Comparative analysis between transcripts increasing in expression during prion disease and unchanging during cuprizone treatment. (A) After SOM clustering analysis, one cluster emerged containing transcripts that increased in expression over the time course of prion infection (shown here, 333 total transcripts). (B) The cuprizone data set was mined for one transcript whose expression was unchanged as compared to control (Tbp). Using the Euclidean similarity metric, transcripts with 100-85% similar expression patterns to Tbp were identified (22,729 total transcripts). (C) Venn diagram illustrating the comparative gene expression analysis of both data sets described above. In total, 17 probe sets belonged to both data sets and represent transcripts whose expression increased during prion disease but did not change with cuprizone treatment. This overlap signifies transcripts whose expression is related to prion disease and not associated to the changing cell population that occurs during neuroinflammation.

Figure 5

Annotated transcripts upregulated during prion disease and unrelated to cuprizone-induced neuroinflammation. Of the seventeen transcripts that increased in expression over the course of prion disease and remained unchanged during cuprizone treatment, fourteen were found to be annotated. The log₂ transformed expression ratios versus control are shown here for ease in visualization, allowing gene expression to be centered on zero.
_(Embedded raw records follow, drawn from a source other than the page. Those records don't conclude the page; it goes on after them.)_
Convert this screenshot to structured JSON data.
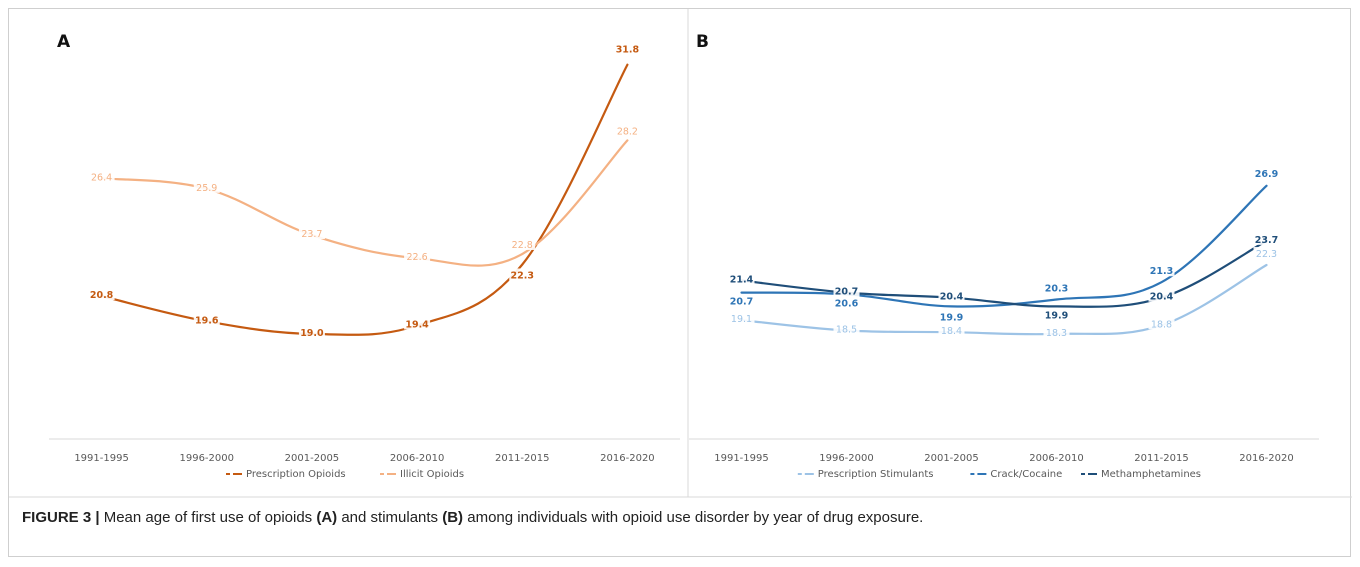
{
  "chart_data": [
    {
      "type": "line",
      "panel_label": "A",
      "categories": [
        "1991-1995",
        "1996-2000",
        "2001-2005",
        "2006-2010",
        "2011-2015",
        "2016-2020"
      ],
      "series": [
        {
          "name": "Prescription Opioids",
          "color": "#c55a11",
          "values": [
            20.8,
            19.6,
            19.0,
            19.4,
            22.3,
            31.8
          ]
        },
        {
          "name": "Illicit Opioids",
          "color": "#f4b183",
          "values": [
            26.4,
            25.9,
            23.7,
            22.6,
            22.8,
            28.2
          ]
        }
      ],
      "ylim": [
        14,
        33.5
      ],
      "legend": "bottom",
      "grid": false
    },
    {
      "type": "line",
      "panel_label": "B",
      "categories": [
        "1991-1995",
        "1996-2000",
        "2001-2005",
        "2006-2010",
        "2011-2015",
        "2016-2020"
      ],
      "series": [
        {
          "name": "Prescription Stimulants",
          "color": "#9dc3e6",
          "values": [
            19.1,
            18.5,
            18.4,
            18.3,
            18.8,
            22.3
          ]
        },
        {
          "name": "Crack/Cocaine",
          "color": "#2e75b6",
          "values": [
            20.7,
            20.6,
            19.9,
            20.3,
            21.3,
            26.9
          ]
        },
        {
          "name": "Methamphetamines",
          "color": "#1f4e79",
          "values": [
            21.4,
            20.7,
            20.4,
            19.9,
            20.4,
            23.7
          ]
        }
      ],
      "ylim": [
        12.2,
        36
      ],
      "legend": "bottom",
      "grid": false
    }
  ],
  "caption": {
    "lead": "FIGURE 3 |",
    "t1": " Mean age of first use of opioids ",
    "a": "(A)",
    "t2": " and stimulants ",
    "b": "(B)",
    "t3": " among individuals with opioid use disorder by year of drug exposure."
  }
}
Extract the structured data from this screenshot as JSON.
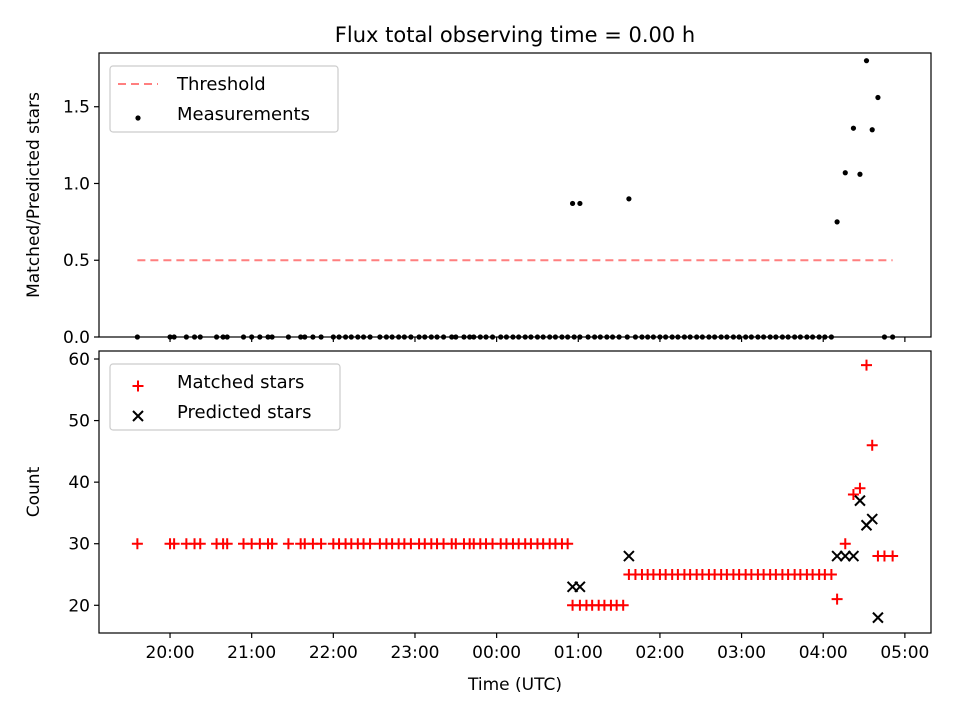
{
  "chart_data": [
    {
      "type": "scatter",
      "title": "Flux total observing time = 0.00 h",
      "xlabel": "",
      "ylabel": "Matched/Predicted stars",
      "xlim": [
        19.13,
        29.32
      ],
      "ylim": [
        0,
        1.85
      ],
      "yticks": [
        0.0,
        0.5,
        1.0,
        1.5
      ],
      "ytick_labels": [
        "0.0",
        "0.5",
        "1.0",
        "1.5"
      ],
      "legend": {
        "position": "top-left",
        "entries": [
          {
            "label": "Threshold",
            "color": "#ff7f7f",
            "style": "dashed-line"
          },
          {
            "label": "Measurements",
            "color": "#000000",
            "style": "dot"
          }
        ]
      },
      "series": [
        {
          "name": "Threshold",
          "kind": "line",
          "color": "#ff7f7f",
          "x": [
            19.6,
            28.85
          ],
          "y": [
            0.5,
            0.5
          ]
        },
        {
          "name": "Measurements",
          "kind": "scatter",
          "color": "#000000",
          "x": [
            19.6,
            20.0,
            20.05,
            20.2,
            20.3,
            20.37,
            20.57,
            20.65,
            20.7,
            20.9,
            21.0,
            21.1,
            21.2,
            21.25,
            21.45,
            21.6,
            21.65,
            21.75,
            21.85,
            22.0,
            22.07,
            22.15,
            22.22,
            22.3,
            22.37,
            22.45,
            22.57,
            22.65,
            22.72,
            22.8,
            22.87,
            22.95,
            23.05,
            23.12,
            23.2,
            23.27,
            23.35,
            23.45,
            23.5,
            23.6,
            23.67,
            23.72,
            23.8,
            23.87,
            23.95,
            24.05,
            24.12,
            24.2,
            24.27,
            24.35,
            24.42,
            24.5,
            24.57,
            24.65,
            24.72,
            24.8,
            24.87,
            24.95,
            25.02,
            25.12,
            25.2,
            25.27,
            25.35,
            25.42,
            25.5,
            25.6,
            25.7,
            25.78,
            25.85,
            25.92,
            26.0,
            26.07,
            26.15,
            26.22,
            26.3,
            26.37,
            26.45,
            26.52,
            26.6,
            26.67,
            26.75,
            26.82,
            26.9,
            26.97,
            27.05,
            27.12,
            27.2,
            27.27,
            27.35,
            27.42,
            27.5,
            27.57,
            27.65,
            27.72,
            27.8,
            27.87,
            27.95,
            28.02,
            28.1,
            24.93,
            25.02,
            25.62,
            28.17,
            28.27,
            28.37,
            28.45,
            28.53,
            28.6,
            28.67,
            28.75,
            28.85
          ],
          "y": [
            0,
            0,
            0,
            0,
            0,
            0,
            0,
            0,
            0,
            0,
            0,
            0,
            0,
            0,
            0,
            0,
            0,
            0,
            0,
            0,
            0,
            0,
            0,
            0,
            0,
            0,
            0,
            0,
            0,
            0,
            0,
            0,
            0,
            0,
            0,
            0,
            0,
            0,
            0,
            0,
            0,
            0,
            0,
            0,
            0,
            0,
            0,
            0,
            0,
            0,
            0,
            0,
            0,
            0,
            0,
            0,
            0,
            0,
            0,
            0,
            0,
            0,
            0,
            0,
            0,
            0,
            0,
            0,
            0,
            0,
            0,
            0,
            0,
            0,
            0,
            0,
            0,
            0,
            0,
            0,
            0,
            0,
            0,
            0,
            0,
            0,
            0,
            0,
            0,
            0,
            0,
            0,
            0,
            0,
            0,
            0,
            0,
            0,
            0,
            0.87,
            0.87,
            0.9,
            0.75,
            1.07,
            1.36,
            1.06,
            1.8,
            1.35,
            1.56,
            0,
            0
          ]
        }
      ]
    },
    {
      "type": "scatter",
      "title": "",
      "xlabel": "Time (UTC)",
      "ylabel": "Count",
      "xlim": [
        19.13,
        29.32
      ],
      "ylim": [
        15.5,
        61.3
      ],
      "yticks": [
        20,
        30,
        40,
        50,
        60
      ],
      "ytick_labels": [
        "20",
        "30",
        "40",
        "50",
        "60"
      ],
      "xticks": [
        20,
        21,
        22,
        23,
        24,
        25,
        26,
        27,
        28,
        29
      ],
      "xtick_labels": [
        "20:00",
        "21:00",
        "22:00",
        "23:00",
        "00:00",
        "01:00",
        "02:00",
        "03:00",
        "04:00",
        "05:00"
      ],
      "legend": {
        "position": "top-left",
        "entries": [
          {
            "label": "Matched stars",
            "color": "#ff0000",
            "style": "plus"
          },
          {
            "label": "Predicted stars",
            "color": "#000000",
            "style": "x"
          }
        ]
      },
      "series": [
        {
          "name": "Matched stars",
          "kind": "plus",
          "color": "#ff0000",
          "x": [
            19.6,
            20.0,
            20.05,
            20.2,
            20.3,
            20.37,
            20.57,
            20.65,
            20.7,
            20.9,
            21.0,
            21.1,
            21.2,
            21.25,
            21.45,
            21.6,
            21.65,
            21.75,
            21.85,
            22.0,
            22.07,
            22.15,
            22.22,
            22.3,
            22.37,
            22.45,
            22.57,
            22.65,
            22.72,
            22.8,
            22.87,
            22.95,
            23.05,
            23.12,
            23.2,
            23.27,
            23.35,
            23.45,
            23.5,
            23.6,
            23.67,
            23.72,
            23.8,
            23.87,
            23.95,
            24.05,
            24.12,
            24.2,
            24.27,
            24.35,
            24.42,
            24.5,
            24.57,
            24.65,
            24.72,
            24.8,
            24.87,
            24.93,
            25.02,
            25.1,
            25.17,
            25.25,
            25.32,
            25.4,
            25.47,
            25.55,
            25.62,
            25.7,
            25.78,
            25.85,
            25.92,
            26.0,
            26.07,
            26.15,
            26.22,
            26.3,
            26.37,
            26.45,
            26.52,
            26.6,
            26.67,
            26.75,
            26.82,
            26.9,
            26.97,
            27.05,
            27.12,
            27.2,
            27.27,
            27.35,
            27.42,
            27.5,
            27.57,
            27.65,
            27.72,
            27.8,
            27.87,
            27.95,
            28.02,
            28.1,
            28.17,
            28.27,
            28.37,
            28.45,
            28.53,
            28.6,
            28.67,
            28.75,
            28.85
          ],
          "y": [
            30,
            30,
            30,
            30,
            30,
            30,
            30,
            30,
            30,
            30,
            30,
            30,
            30,
            30,
            30,
            30,
            30,
            30,
            30,
            30,
            30,
            30,
            30,
            30,
            30,
            30,
            30,
            30,
            30,
            30,
            30,
            30,
            30,
            30,
            30,
            30,
            30,
            30,
            30,
            30,
            30,
            30,
            30,
            30,
            30,
            30,
            30,
            30,
            30,
            30,
            30,
            30,
            30,
            30,
            30,
            30,
            30,
            20,
            20,
            20,
            20,
            20,
            20,
            20,
            20,
            20,
            25,
            25,
            25,
            25,
            25,
            25,
            25,
            25,
            25,
            25,
            25,
            25,
            25,
            25,
            25,
            25,
            25,
            25,
            25,
            25,
            25,
            25,
            25,
            25,
            25,
            25,
            25,
            25,
            25,
            25,
            25,
            25,
            25,
            25,
            21,
            30,
            38,
            39,
            59,
            46,
            28,
            28,
            28
          ]
        },
        {
          "name": "Predicted stars",
          "kind": "x",
          "color": "#000000",
          "x": [
            24.93,
            25.02,
            25.62,
            28.17,
            28.27,
            28.37,
            28.45,
            28.53,
            28.6,
            28.67
          ],
          "y": [
            23,
            23,
            28,
            28,
            28,
            28,
            37,
            33,
            34,
            18
          ]
        }
      ]
    }
  ]
}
The shaded region represents non-significant, unchanging transcript levels. Unchanging was classified as |0.0-0.3| log₂ transformed expression ratio versus control.

Figure 6

Validation of selected microarray results by qPCR. The expression of Rsad2, ApoD and Socs3 was analyzed from RML-infected brain homogenate obtained at two preclinical time points (108 and 158 dpi) and at clinical disease (198 dpi) as well as after eight weeks of cuprizone treatment. Pooled RNA samples from eight infected/treated and eight controls were studied at each time point. The chart above shows relative mRNA levels, as indicated by fold change versus age-matched controls, generated by the Pfaffl method after qPCR, with a threshold line at 1.5-fold. Tbp was used as an endogenous control for normalization. Samples used for qPCR were from the same samples used for microarray analysis. Microarray data was taken from Table 1 and Supplemental Table 2.